第5章:查询引擎
本章深入分析 Claude Code 的查询引擎实现,揭示消息处理流程、流式响应处理和计费追踪机制。
5.1 QueryEngine.ts 核心代码解析
QueryEngine 是 Claude Code 的核心组件,负责管理整个对话生命周期和消息处理循环。
类结构定义
export class QueryEngine {
private config: QueryEngineConfig
private mutableMessages: Message[]
private abortController: AbortController
private permissionDenials: SDKPermissionDenial[]
private totalUsage: NonNullableUsage
private hasHandledOrphanedPermission = false
private readFileState: FileStateCache
private discoveredSkillNames = new Set<string>()
private loadedNestedMemoryPaths = new Set<string>()
constructor(config: QueryEngineConfig) {
this.config = config
this.mutableMessages = config.initialMessages ?? []
this.abortController = config.abortController ?? createAbortController()

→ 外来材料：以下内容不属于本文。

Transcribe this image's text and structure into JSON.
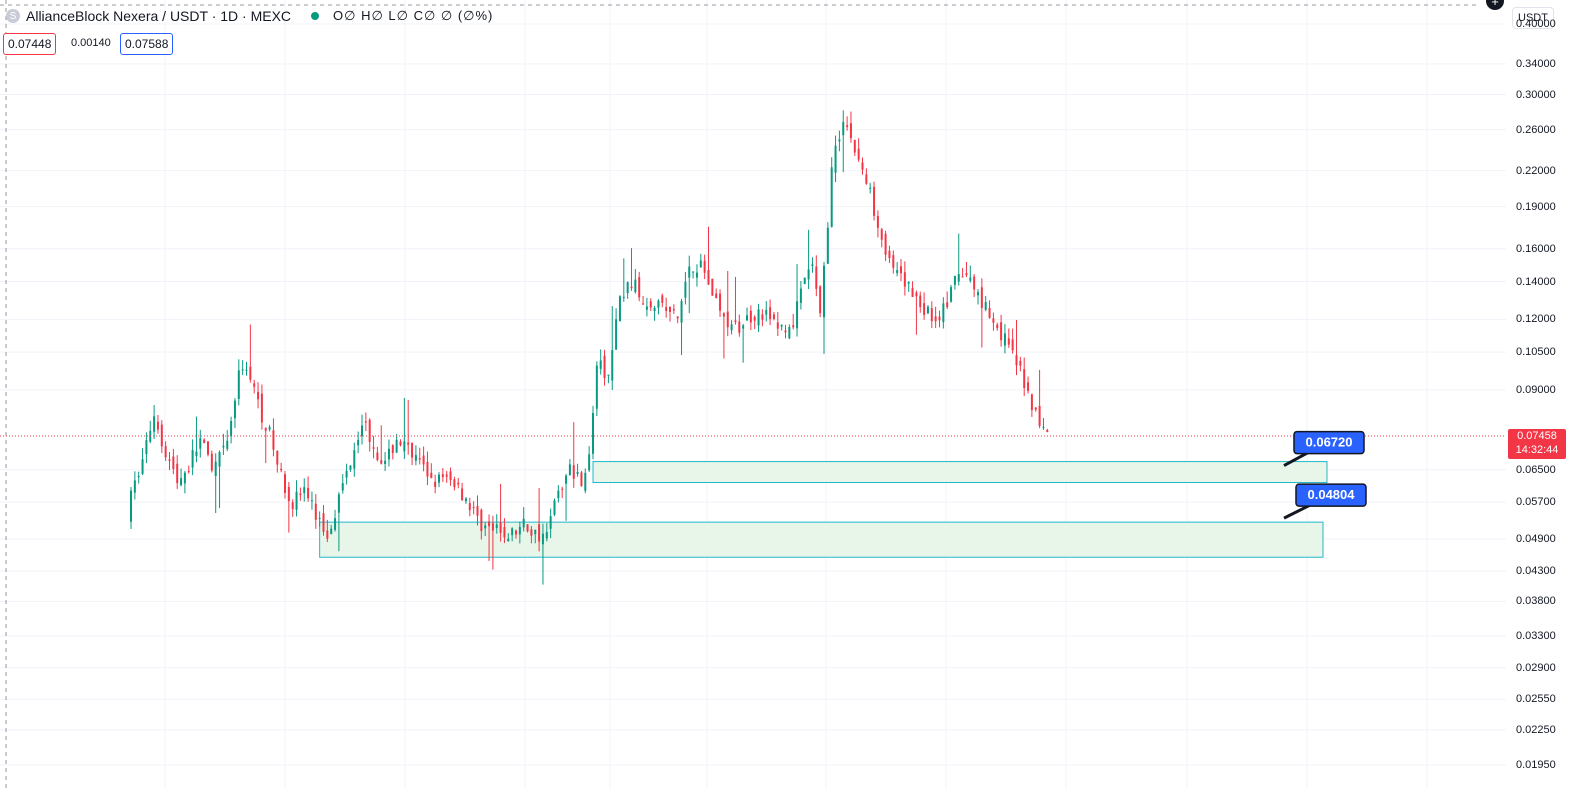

this.permissionDenials = []
this.readFileState = config.readFileCache
this.totalUsage = EMPTY_USAGE
}
}
QueryEngine 采用「One QueryEngine per conversation」的设计原则,每个对话实例独立管理状态,确保消息历史、文件缓存、使用量统计等数据在多轮交互中正确持久化。
配置参数结构
export type QueryEngineConfig = {
cwd: string // 工作目录
tools: Tools // 可用工具列表
commands: Command[] // 斜杠命令列表
mcpClients: MCPServerConnection[] // MCP 服务器连接
agents: AgentDefinition[] // Agent 定义列表
canUseTool: CanUseToolFn // 工具权限检查函数
getAppState: () => AppState // 状态获取函数
setAppState: (f: (prev: AppState) => AppState) => void
initialMessages?: Message[] // 初始消息列表
readFileCache: FileStateCache // 文件读取缓存
customSystemPrompt?: string // 自定义系统提示
appendSystemPrompt?: string // 附加系统提示
userSpecifiedModel?: string // 用户指定模型
thinkingConfig?: ThinkingConfig // Thinking 配置
maxTurns?: number // 最大轮次
maxBudgetUsd?: number // 最大预算
jsonSchema?: Record<string, unknown> // 结构化输出 Schema
}
核心方法:submitMessage
submitMessage 是 QueryEngine 的核心方法,采用异步生成器模式处理消息流:
async *submitMessage(
prompt: string | ContentBlockParam[],
options?: { uuid?: string; isMeta?: boolean },
): AsyncGenerator<SDKMessage, void, unknown> {
// 1. 初始化配置
this.discoveredSkillNames.clear()
setCwd(cwd)
// 2. 包装权限检查函数
const wrappedCanUseTool = async (tool, input, context, ...) => {
const result = await canUseTool(...)
if (result.behavior !== 'allow') {
this.permissionDenials.push({
tool_name: sdkCompatToolName(tool.name),
tool_use_id: toolUseID,
tool_input: input,
})
}
return result
}
// 3. 获取系统提示组件
const { defaultSystemPrompt, userContext, systemContext } =
await fetchSystemPromptParts({ tools, mainLoopModel, ... })
// 4. 处理用户输入
const { messagesFromUserInput, shouldQuery, ... } =
await processUserInput({ input: prompt, mode: 'prompt', ... })
// 5. 进入查询循环
for await (const message of query({ messages, systemPrompt, ... })) {
// 处理各类消息:assistant、user、stream_event、attachment...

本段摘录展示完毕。